Très belle prestation des acteurs.
Oui l'issue n'est pas trop mystérieuse.
La dépression n'a pas forcément une cause identifiable .
La dernière scène est troublante.
Les acteurs sont magnifiques.
Hugh Jackman est de retour si je comprends bien (attention, bientôt dans un nouvel épisode du navrant Deadpool à ce qu'il paraît, bref...). Ta critique est superbe, et me ramène aux excellents échos que j'avais eu de la pièce de la part d'ami qui l'avait vue à Paris. Mais je crois que c'est au-dessus de mes forces pour l'instant. Je me ferai un diptyque avec "The Father" un de ces jours.

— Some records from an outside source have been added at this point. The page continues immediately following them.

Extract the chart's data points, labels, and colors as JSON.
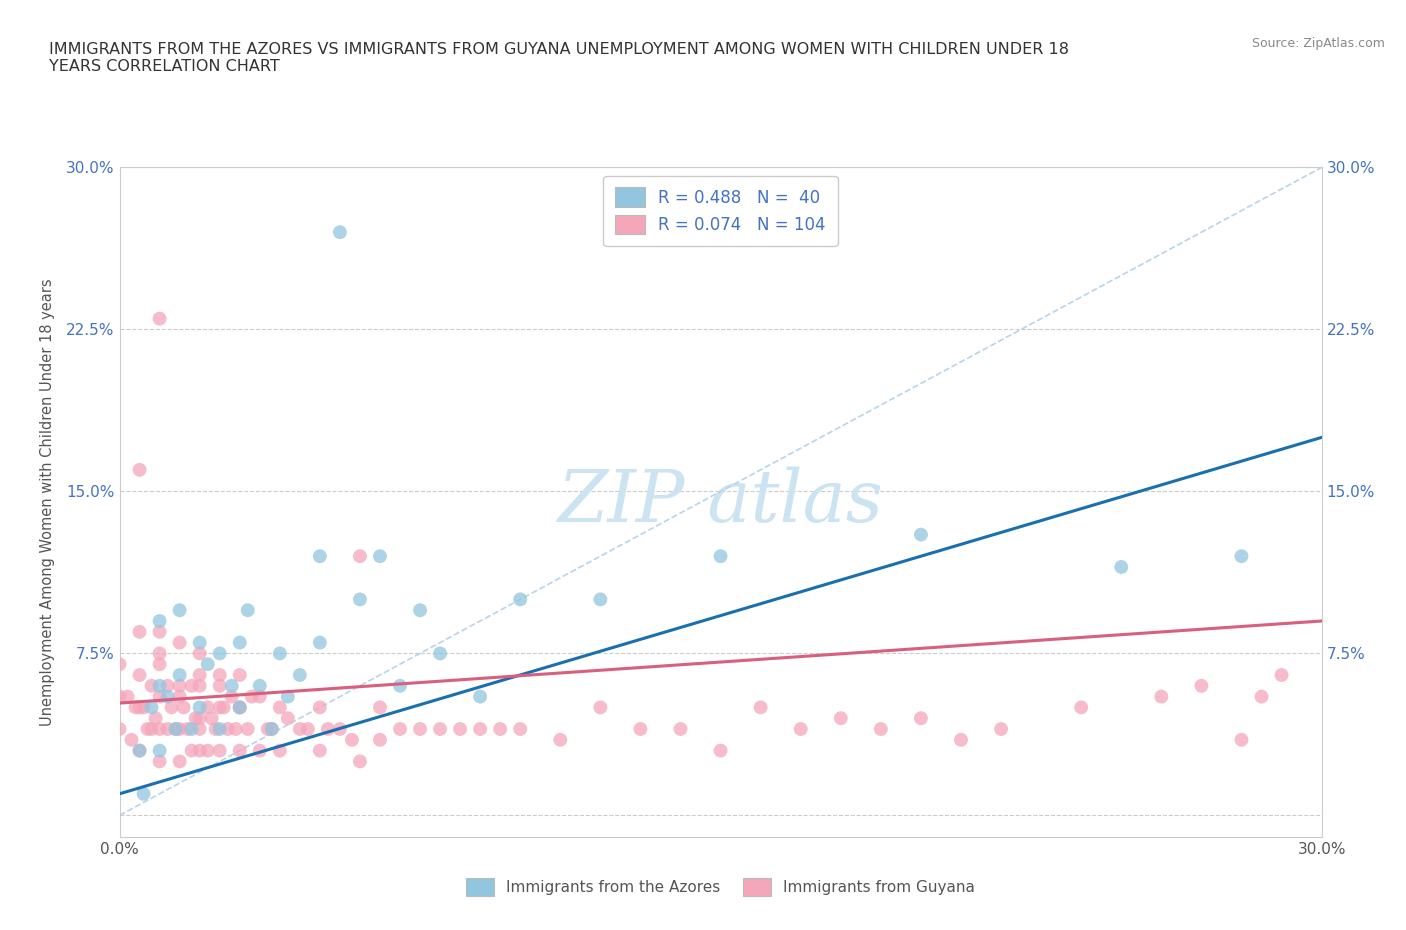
{
  "title": "IMMIGRANTS FROM THE AZORES VS IMMIGRANTS FROM GUYANA UNEMPLOYMENT AMONG WOMEN WITH CHILDREN UNDER 18\nYEARS CORRELATION CHART",
  "source": "Source: ZipAtlas.com",
  "ylabel": "Unemployment Among Women with Children Under 18 years",
  "xlim": [
    0.0,
    0.3
  ],
  "ylim": [
    -0.01,
    0.3
  ],
  "xtick_positions": [
    0.0,
    0.075,
    0.15,
    0.225,
    0.3
  ],
  "ytick_positions": [
    0.0,
    0.075,
    0.15,
    0.225,
    0.3
  ],
  "xticklabels": [
    "0.0%",
    "",
    "",
    "",
    "30.0%"
  ],
  "yticklabels_left": [
    "",
    "7.5%",
    "15.0%",
    "22.5%",
    "30.0%"
  ],
  "yticklabels_right": [
    "",
    "7.5%",
    "15.0%",
    "22.5%",
    "30.0%"
  ],
  "azores_R": 0.488,
  "azores_N": 40,
  "guyana_R": 0.074,
  "guyana_N": 104,
  "azores_color": "#92c5de",
  "guyana_color": "#f4a6ba",
  "azores_label": "Immigrants from the Azores",
  "guyana_label": "Immigrants from Guyana",
  "regression_azores_color": "#1a6faf",
  "regression_guyana_color": "#d95f7f",
  "diagonal_color": "#b8d4e8",
  "tick_color": "#4472c4",
  "title_color": "#333333",
  "source_color": "#888888",
  "watermark_color": "#cce4f2",
  "grid_color": "#cccccc",
  "azores_x": [
    0.005,
    0.006,
    0.008,
    0.01,
    0.01,
    0.01,
    0.012,
    0.014,
    0.015,
    0.015,
    0.018,
    0.02,
    0.02,
    0.022,
    0.025,
    0.025,
    0.028,
    0.03,
    0.03,
    0.032,
    0.035,
    0.038,
    0.04,
    0.042,
    0.045,
    0.05,
    0.05,
    0.055,
    0.06,
    0.065,
    0.07,
    0.075,
    0.08,
    0.09,
    0.1,
    0.12,
    0.15,
    0.2,
    0.25,
    0.28
  ],
  "azores_y": [
    0.03,
    0.01,
    0.05,
    0.03,
    0.06,
    0.09,
    0.055,
    0.04,
    0.065,
    0.095,
    0.04,
    0.05,
    0.08,
    0.07,
    0.04,
    0.075,
    0.06,
    0.05,
    0.08,
    0.095,
    0.06,
    0.04,
    0.075,
    0.055,
    0.065,
    0.08,
    0.12,
    0.27,
    0.1,
    0.12,
    0.06,
    0.095,
    0.075,
    0.055,
    0.1,
    0.1,
    0.12,
    0.13,
    0.115,
    0.12
  ],
  "guyana_x": [
    0.0,
    0.0,
    0.0,
    0.002,
    0.003,
    0.004,
    0.005,
    0.005,
    0.005,
    0.005,
    0.006,
    0.007,
    0.008,
    0.008,
    0.009,
    0.01,
    0.01,
    0.01,
    0.01,
    0.01,
    0.01,
    0.012,
    0.012,
    0.013,
    0.014,
    0.015,
    0.015,
    0.015,
    0.015,
    0.016,
    0.017,
    0.018,
    0.018,
    0.019,
    0.02,
    0.02,
    0.02,
    0.02,
    0.02,
    0.022,
    0.022,
    0.023,
    0.024,
    0.025,
    0.025,
    0.025,
    0.026,
    0.027,
    0.028,
    0.029,
    0.03,
    0.03,
    0.03,
    0.032,
    0.033,
    0.035,
    0.035,
    0.037,
    0.038,
    0.04,
    0.04,
    0.042,
    0.045,
    0.047,
    0.05,
    0.05,
    0.052,
    0.055,
    0.058,
    0.06,
    0.06,
    0.065,
    0.065,
    0.07,
    0.075,
    0.08,
    0.085,
    0.09,
    0.095,
    0.1,
    0.11,
    0.12,
    0.13,
    0.14,
    0.15,
    0.16,
    0.17,
    0.18,
    0.19,
    0.2,
    0.21,
    0.22,
    0.24,
    0.26,
    0.27,
    0.28,
    0.285,
    0.29,
    0.005,
    0.01,
    0.015,
    0.02,
    0.025,
    0.03
  ],
  "guyana_y": [
    0.04,
    0.055,
    0.07,
    0.055,
    0.035,
    0.05,
    0.03,
    0.05,
    0.065,
    0.085,
    0.05,
    0.04,
    0.04,
    0.06,
    0.045,
    0.025,
    0.04,
    0.055,
    0.07,
    0.085,
    0.23,
    0.04,
    0.06,
    0.05,
    0.04,
    0.025,
    0.04,
    0.06,
    0.08,
    0.05,
    0.04,
    0.03,
    0.06,
    0.045,
    0.03,
    0.045,
    0.06,
    0.04,
    0.075,
    0.03,
    0.05,
    0.045,
    0.04,
    0.03,
    0.05,
    0.065,
    0.05,
    0.04,
    0.055,
    0.04,
    0.03,
    0.05,
    0.065,
    0.04,
    0.055,
    0.03,
    0.055,
    0.04,
    0.04,
    0.03,
    0.05,
    0.045,
    0.04,
    0.04,
    0.03,
    0.05,
    0.04,
    0.04,
    0.035,
    0.025,
    0.12,
    0.035,
    0.05,
    0.04,
    0.04,
    0.04,
    0.04,
    0.04,
    0.04,
    0.04,
    0.035,
    0.05,
    0.04,
    0.04,
    0.03,
    0.05,
    0.04,
    0.045,
    0.04,
    0.045,
    0.035,
    0.04,
    0.05,
    0.055,
    0.06,
    0.035,
    0.055,
    0.065,
    0.16,
    0.075,
    0.055,
    0.065,
    0.06,
    0.05
  ]
}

Je préfères Hugh dans ce registre.
Attention certains (dont Lolo) trouvent ce mélo dégoulinant de pathos et de musique et que le garçon en fait des tonnes (n'importe quoi, j'avais envie de le bercer)... absolument tout l'inverse de ce que j'ai ressenti.
Dans le Father ce qui coince pour moi c'est Olivia la surestimée Colman (Lolo doit l'adorer) mais Anthony est époustouflant. La scène de la fin te transperce le coeur.
Force toi pour The son. Mais pas sûre que cela te plaise... pourtant en plus de l'histoire bouleversante, je trouve les dialogues particulièrement bien écrits comme les personnages.
J'imagine bien Rod Paradot dans le rôle du son.
Un beau film, mais plus classique moins surprenant que "The Father"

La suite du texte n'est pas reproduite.